Every day, at lunchtime, the morning volunteers and those who follow in the afternoon take an hour together to talk about the events of the day. They also attend monthly meetings with a psychologist to share impressions, worries, questions and doubts.
"We are a team, we are not acting individually. When patients ask: Will you come to see me again tomorrow? We answer: One of us will be with you," one longtime volunteer said.
A nearby parish priest ministers to the Maison Jeanne Garnier. The chaplaincy is headed by Xavière Sr. Marie-Noël Ratsimbazafy, with help from a group of volunteers who visit patients who request religious help. Rabbis and imams are also called if needed.
Mass is celebrated in the chapel three times a week and transmitted on the internal TV channel. (Courtesy of Jeanne Garnier Paris)
"When patients arrive here, they are welcomed by health care workers and a volunteer, who tell them about the chapel and the chaplaincy,” Ratsimbazafy told GSR in an interview.
Mass is celebrated three times a week, including the Sunday service on Saturday afternoon, and transmitted on the house's internal TV channel, so patients can watch it in their rooms, she added.

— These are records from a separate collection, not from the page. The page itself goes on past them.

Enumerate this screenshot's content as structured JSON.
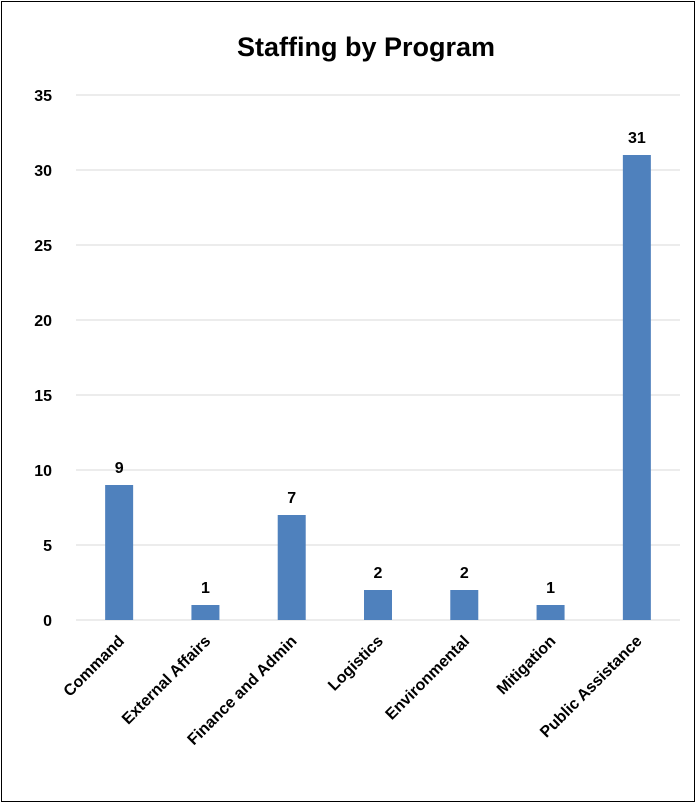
{
  "chart_data": {
    "type": "bar",
    "title": "Staffing by Program",
    "xlabel": "",
    "ylabel": "",
    "categories": [
      "Command",
      "External Affairs",
      "Finance and Admin",
      "Logistics",
      "Environmental",
      "Mitigation",
      "Public Assistance"
    ],
    "values": [
      9,
      1,
      7,
      2,
      2,
      1,
      31
    ],
    "ylim": [
      0,
      35
    ],
    "yticks": [
      0,
      5,
      10,
      15,
      20,
      25,
      30,
      35
    ],
    "grid": true,
    "legend": "none",
    "data_labels": true,
    "bar_color": "#4f81bd"
  }
}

In an interview with the Catholic TV channel KTO, Ratsimbazafy explained the role of the community of the Xavières: "The community of Xavières living at the center is a great support for the chaplaincy, helping to prepare liturgies for religious feasts and Sunday services," she said.
The anointing of the sick is offered. Baptisms and even weddings have been celebrated there. "Families, who often need as much support as the patients, are also met with frequently," Ratsimbazafy said.
Advertisement
Other volunteers take part in the mission of the Maison Jeanne Garnier.

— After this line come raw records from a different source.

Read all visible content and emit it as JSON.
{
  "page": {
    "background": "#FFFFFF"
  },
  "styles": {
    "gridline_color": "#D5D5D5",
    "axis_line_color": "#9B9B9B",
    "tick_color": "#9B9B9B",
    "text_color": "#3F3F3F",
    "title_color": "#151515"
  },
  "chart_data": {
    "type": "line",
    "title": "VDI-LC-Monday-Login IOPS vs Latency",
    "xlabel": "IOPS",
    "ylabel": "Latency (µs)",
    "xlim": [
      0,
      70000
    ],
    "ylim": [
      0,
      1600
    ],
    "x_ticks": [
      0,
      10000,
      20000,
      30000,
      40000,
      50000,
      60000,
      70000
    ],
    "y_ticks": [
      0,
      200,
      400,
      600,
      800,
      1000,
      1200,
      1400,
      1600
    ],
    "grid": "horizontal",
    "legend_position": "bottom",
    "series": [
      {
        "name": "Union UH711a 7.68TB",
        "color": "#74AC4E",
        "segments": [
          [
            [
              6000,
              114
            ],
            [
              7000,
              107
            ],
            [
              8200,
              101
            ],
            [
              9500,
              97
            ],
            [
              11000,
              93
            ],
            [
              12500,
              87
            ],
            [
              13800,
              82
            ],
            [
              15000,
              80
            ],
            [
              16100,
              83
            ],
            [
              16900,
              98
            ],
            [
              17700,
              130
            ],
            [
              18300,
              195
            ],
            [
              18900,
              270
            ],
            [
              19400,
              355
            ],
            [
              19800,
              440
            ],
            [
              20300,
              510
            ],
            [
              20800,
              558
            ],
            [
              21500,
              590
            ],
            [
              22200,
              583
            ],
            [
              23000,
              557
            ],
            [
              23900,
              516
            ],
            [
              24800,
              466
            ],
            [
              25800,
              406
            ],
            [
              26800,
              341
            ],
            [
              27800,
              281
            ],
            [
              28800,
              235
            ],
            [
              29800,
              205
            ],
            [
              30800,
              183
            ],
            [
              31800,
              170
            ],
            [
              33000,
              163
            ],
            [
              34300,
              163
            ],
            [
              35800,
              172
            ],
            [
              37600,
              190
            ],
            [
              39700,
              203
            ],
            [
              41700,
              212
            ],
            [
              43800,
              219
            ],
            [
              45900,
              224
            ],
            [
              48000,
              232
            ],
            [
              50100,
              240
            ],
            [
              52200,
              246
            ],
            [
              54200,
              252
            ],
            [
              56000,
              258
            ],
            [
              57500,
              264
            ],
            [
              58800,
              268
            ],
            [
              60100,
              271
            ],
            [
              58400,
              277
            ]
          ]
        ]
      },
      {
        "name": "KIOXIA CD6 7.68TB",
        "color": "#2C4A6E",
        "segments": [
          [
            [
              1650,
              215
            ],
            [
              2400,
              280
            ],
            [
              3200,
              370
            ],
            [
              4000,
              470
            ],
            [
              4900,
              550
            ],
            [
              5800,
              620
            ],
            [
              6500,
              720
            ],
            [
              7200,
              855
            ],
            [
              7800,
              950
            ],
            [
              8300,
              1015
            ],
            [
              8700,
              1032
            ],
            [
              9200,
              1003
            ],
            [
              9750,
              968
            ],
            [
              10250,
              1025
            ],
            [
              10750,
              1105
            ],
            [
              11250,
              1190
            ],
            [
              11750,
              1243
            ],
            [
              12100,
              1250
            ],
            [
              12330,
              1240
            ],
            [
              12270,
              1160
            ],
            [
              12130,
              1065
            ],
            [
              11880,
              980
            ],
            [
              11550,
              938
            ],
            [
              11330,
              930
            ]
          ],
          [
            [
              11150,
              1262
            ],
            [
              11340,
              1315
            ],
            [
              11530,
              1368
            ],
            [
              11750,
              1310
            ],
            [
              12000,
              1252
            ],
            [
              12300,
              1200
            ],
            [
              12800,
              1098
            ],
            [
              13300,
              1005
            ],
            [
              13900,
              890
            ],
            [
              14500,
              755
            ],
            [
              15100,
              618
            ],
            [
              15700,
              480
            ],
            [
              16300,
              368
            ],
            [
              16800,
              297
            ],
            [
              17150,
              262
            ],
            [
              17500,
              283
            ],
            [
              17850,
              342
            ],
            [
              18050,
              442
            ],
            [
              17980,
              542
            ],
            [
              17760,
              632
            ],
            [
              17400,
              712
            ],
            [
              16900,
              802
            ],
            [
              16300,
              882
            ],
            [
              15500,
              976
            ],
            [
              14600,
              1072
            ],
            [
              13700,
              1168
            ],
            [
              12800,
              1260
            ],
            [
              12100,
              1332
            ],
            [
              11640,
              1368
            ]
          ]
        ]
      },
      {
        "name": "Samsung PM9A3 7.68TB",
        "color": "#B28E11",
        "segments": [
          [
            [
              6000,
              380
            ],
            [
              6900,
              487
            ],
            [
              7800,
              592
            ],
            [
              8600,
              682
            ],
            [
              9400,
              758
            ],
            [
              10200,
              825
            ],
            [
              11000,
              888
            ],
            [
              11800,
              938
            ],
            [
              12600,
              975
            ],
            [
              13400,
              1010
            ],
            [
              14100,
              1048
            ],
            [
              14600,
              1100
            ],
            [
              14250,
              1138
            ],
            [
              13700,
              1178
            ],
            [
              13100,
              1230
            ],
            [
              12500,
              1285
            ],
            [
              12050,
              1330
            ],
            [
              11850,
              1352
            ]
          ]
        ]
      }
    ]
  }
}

"When AIDs patients came here we noticed most of them were artists so we started art therapy," Xavière Sr, Dr. Marie Sylvie Richard, who worked as a doctor at Jeanne Garnier until recently, said in the documentary.
A nurse also specialized in aromatherapy, which some patients say helps them. A professional cellist visits regularly.

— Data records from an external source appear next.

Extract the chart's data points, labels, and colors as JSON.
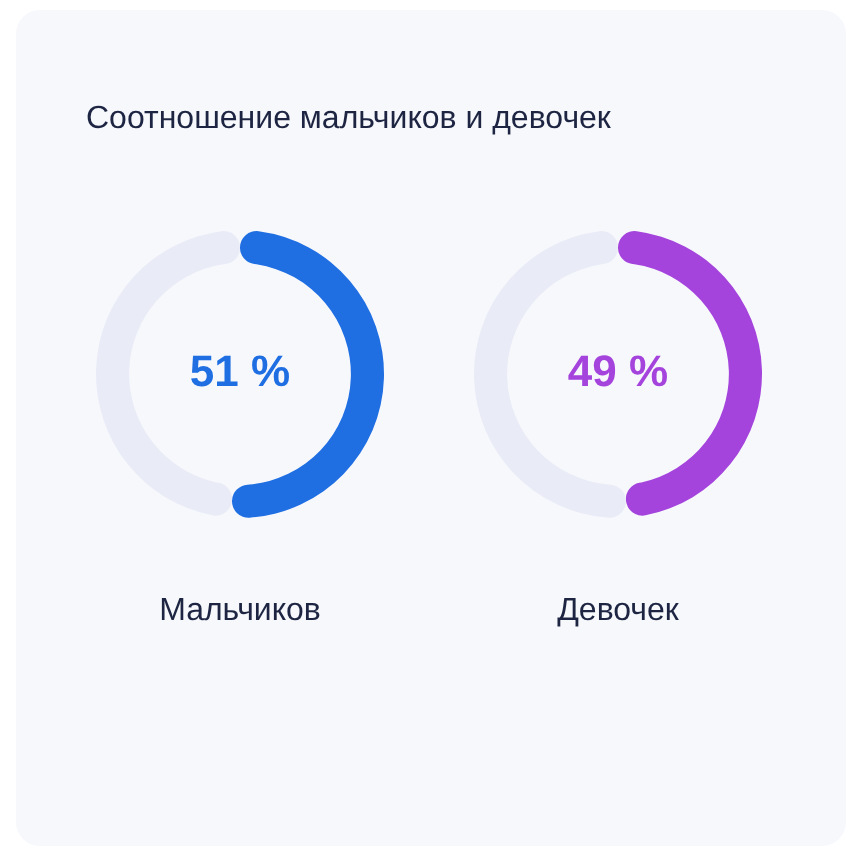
{
  "chart_data": [
    {
      "type": "donut",
      "title": "Соотношение мальчиков и девочек",
      "categories": [
        "Мальчиков",
        null
      ],
      "values": [
        51,
        49
      ],
      "colors": [
        "#1f6fe3",
        "#e9ebf7"
      ],
      "value_labels": [
        "51 %",
        null
      ]
    },
    {
      "type": "donut",
      "categories": [
        "Девочек",
        null
      ],
      "values": [
        49,
        51
      ],
      "colors": [
        "#a444dc",
        "#e9ebf7"
      ],
      "value_labels": [
        "49 %",
        null
      ]
    }
  ]
}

The view of death has changed significantly since Garnier formed the "pious union" in 1842. Medical treatment has improved so much that some doctors and relatives find it hard to accept that there is nothing more to do for the dying. Palliative care workers believe a presence is essential for those who are going to leave this world when no more treatment is possible.
"If you'd like to have coffee, I'll make some for you," a volunteer told two friends of a patient as they were sitting in the hall. "I do not do anything here, I am not a health worker," the volunteer said. "Yes, you do something," one woman replied. "You smile!"